Our school is the only international school in Singapore to offer students a choice between the English IB and the German curricula. We also have unique mother tongue programmes for Dutch, Danish, German and English as well as our distinctive Language Enrichment Programme (LEP). These allow our students to refine their family languages in an immersive environment. Eventually, we produce multilingual students who are strong candidates to study and work all over the world.
Can you tell us a little about the teaching approach at GESS?
Instead of just imparting knowledge, we encourage our students to inquire and discover. Classes are designed in a way that promotes learner agency. In tune with the times, we also enable our students to use digital media efficiently and responsibly to educate themselves.
Tell us about your school’s community: who are the people who love sending their kids to school there? What do parents tell you they value about the school?
Families from over 50 countries, especially European countries, send their children to our school. From what we hear, parents appreciate that we help their children stay in touch with their heritage through our emphasis on mother tongue. Many also welcome the strong sense of community – we are not selective and look out for each child’s development regardless of differing abilities.
What do you think are the greatest challenges young people face today? And the greatest opportunities you feel are open to them?
Globalisation enables our students to find attractive jobs in all parts of the world. Students are more open-minded, flexible and fit into various societies quickly. On the other hand, our world has become less predictable – changes take place faster than ever.
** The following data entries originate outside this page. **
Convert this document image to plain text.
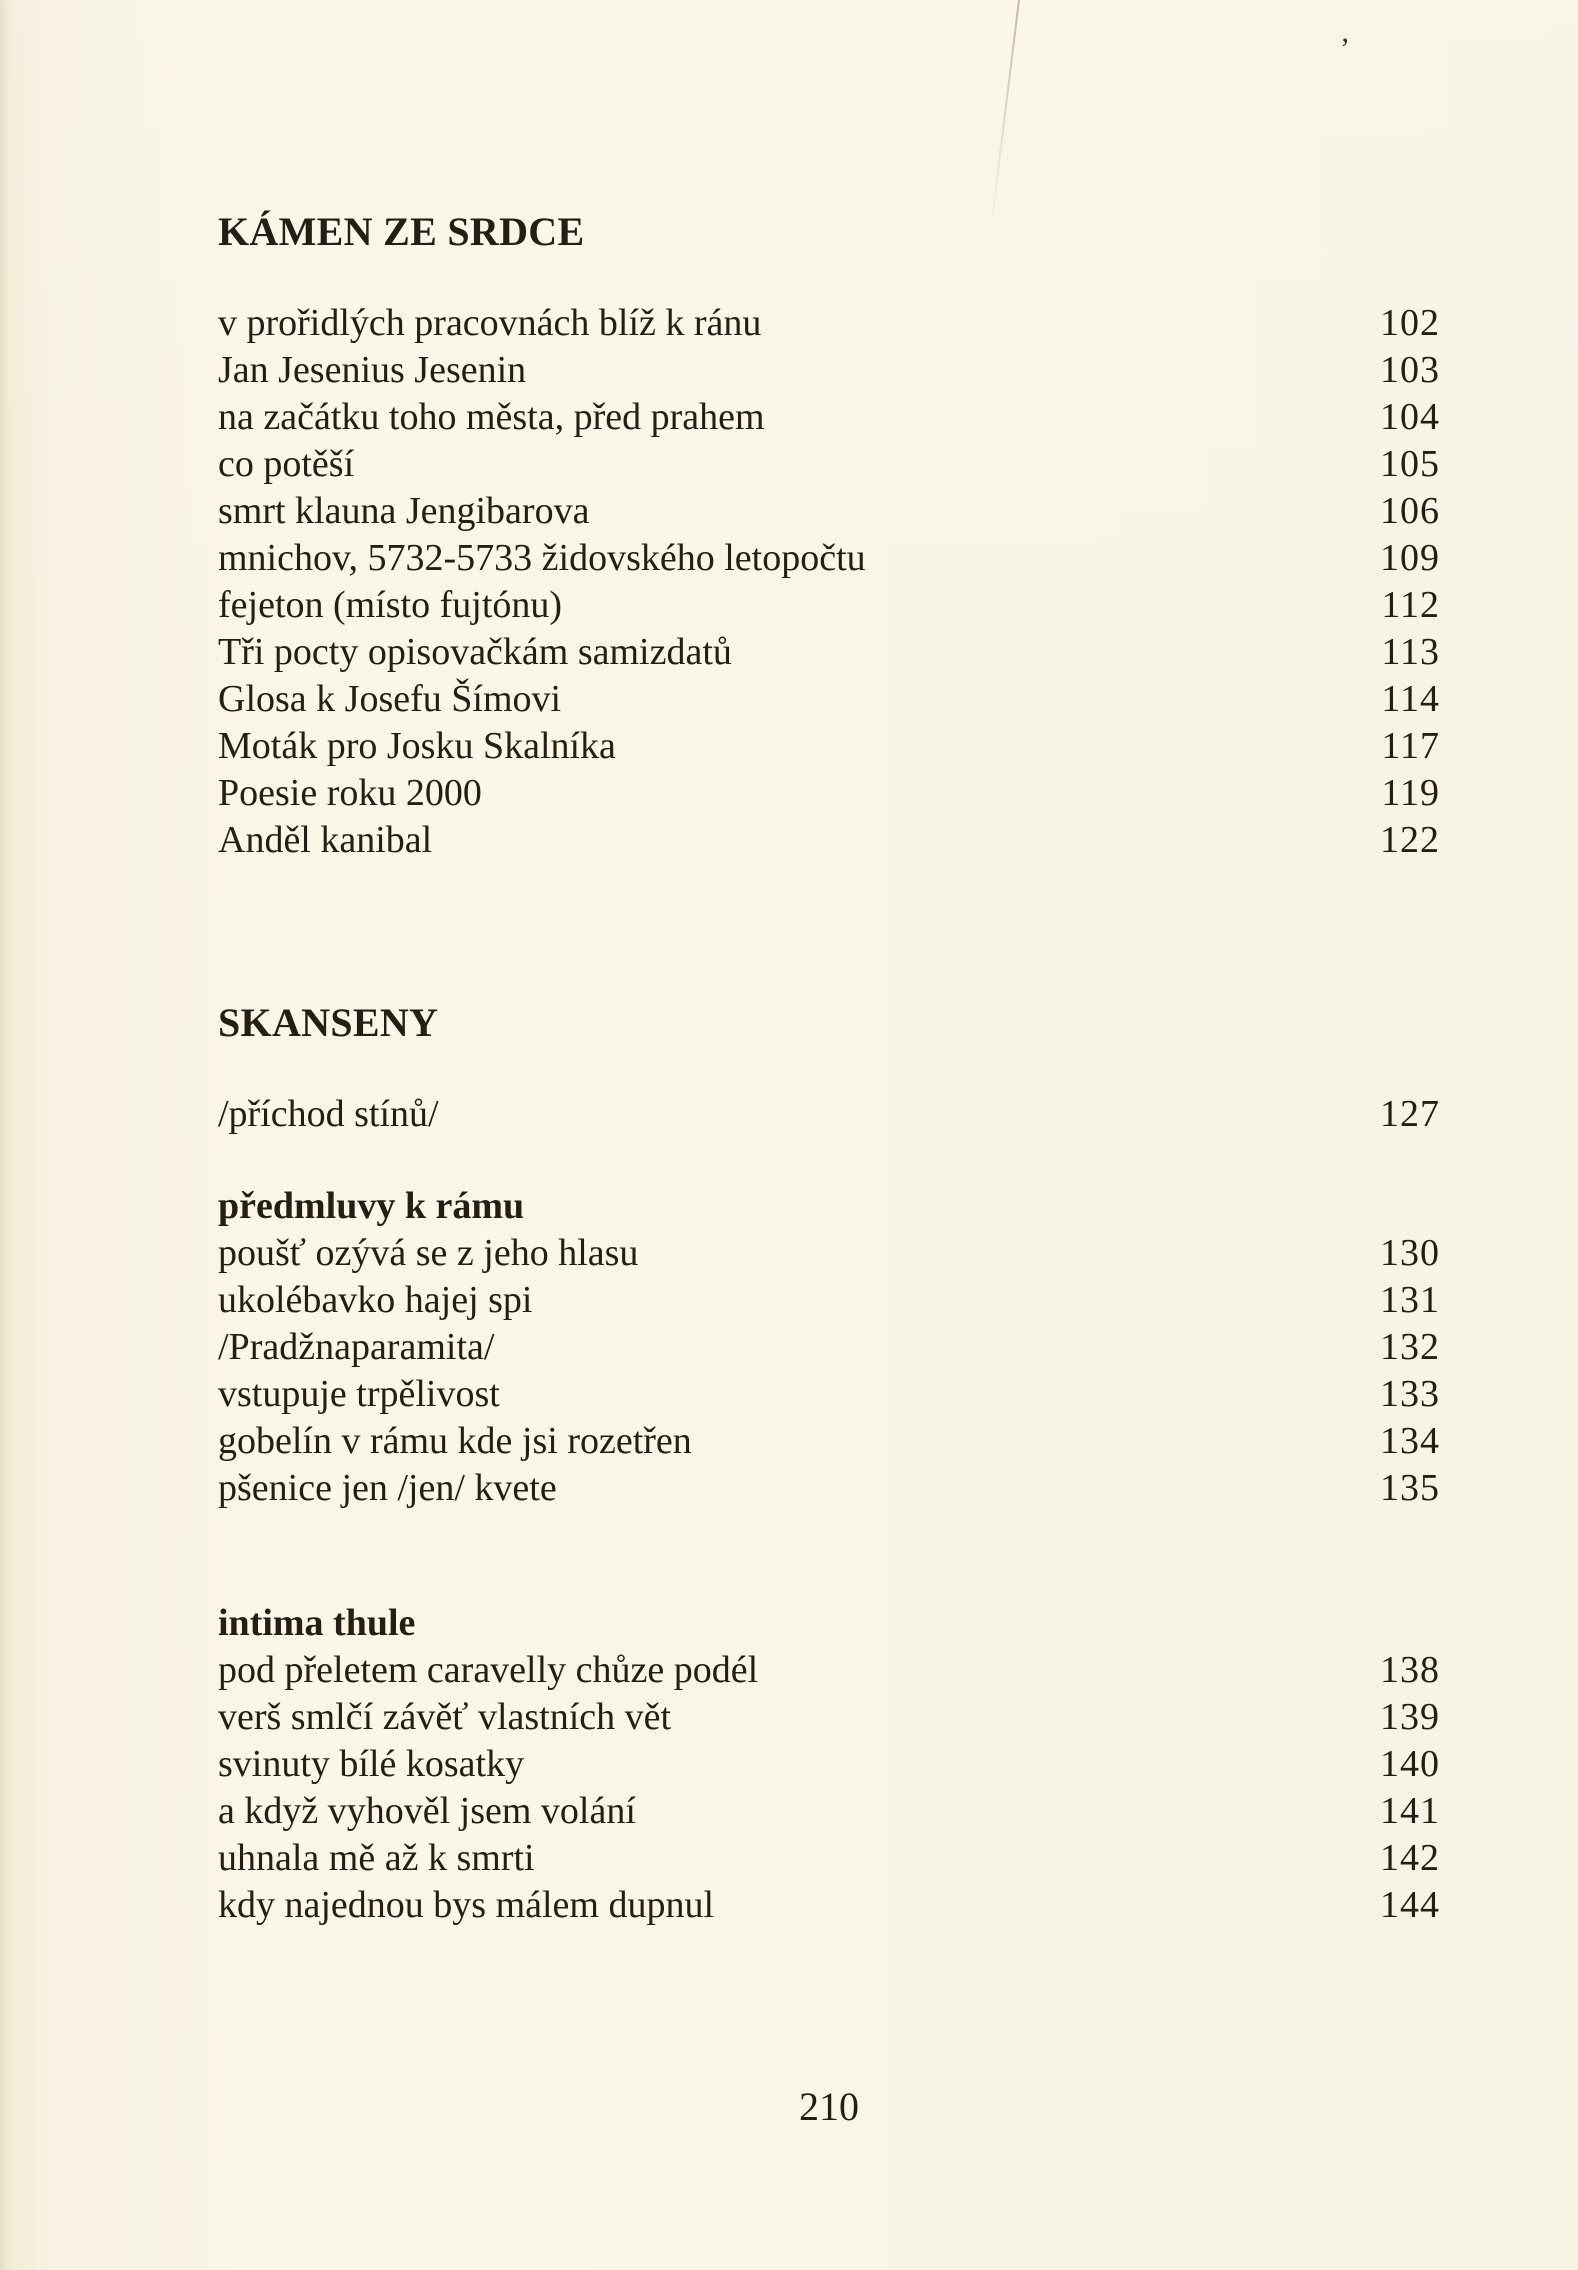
’
KÁMEN ZE SRDCE
v prořidlých pracovnách blíž k ránu	102
Jan Jesenius Jesenin	103
na začátku toho města, před prahem	104
co potěší	105
smrt klauna Jengibarova	106
mnichov, 5732-5733 židovského letopočtu	109
fejeton (místo fujtónu)	112
Tři pocty opisovačkám samizdatů	113
Glosa k Josefu Šímovi	114
Moták pro Josku Skalníka	117
Poesie roku 2000	119
Anděl kanibal	122
SKANSENY
/příchod stínů/	127
předmluvy k rámu
poušť ozývá se z jeho hlasu	130
ukolébavko hajej spi	131
/Pradžnaparamita/	132
vstupuje trpělivost	133
gobelín v rámu kde jsi rozetřen	134
pšenice jen /jen/ kvete	135
intima thule
pod přeletem caravelly chůze podél	138
verš smlčí závěť vlastních vět	139
svinuty bílé kosatky	140
a když vyhověl jsem volání	141
uhnala mě až k smrti	142
kdy najednou bys málem dupnul	144
210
Young people face the challenge of adjusting to new situations within very short timeframes, and the trade-off is that they lack time for reflection.
Can you share any lessons you’ve learned about communicating and connecting with kids throughout your years in education?
I have learned that students want to be dealt with fairly. They dislike dishonesty and want to be told exactly what is going on. It is also not difficult to teach young people as long as you show them that the topics you are teaching are of relevance to their lives.
What do you love most about leading this school?
As principal of a school you have many opportunities. When you have a vision about teaching and learning – and as a teacher you should have it – you are in a very influential position to change schools for the better.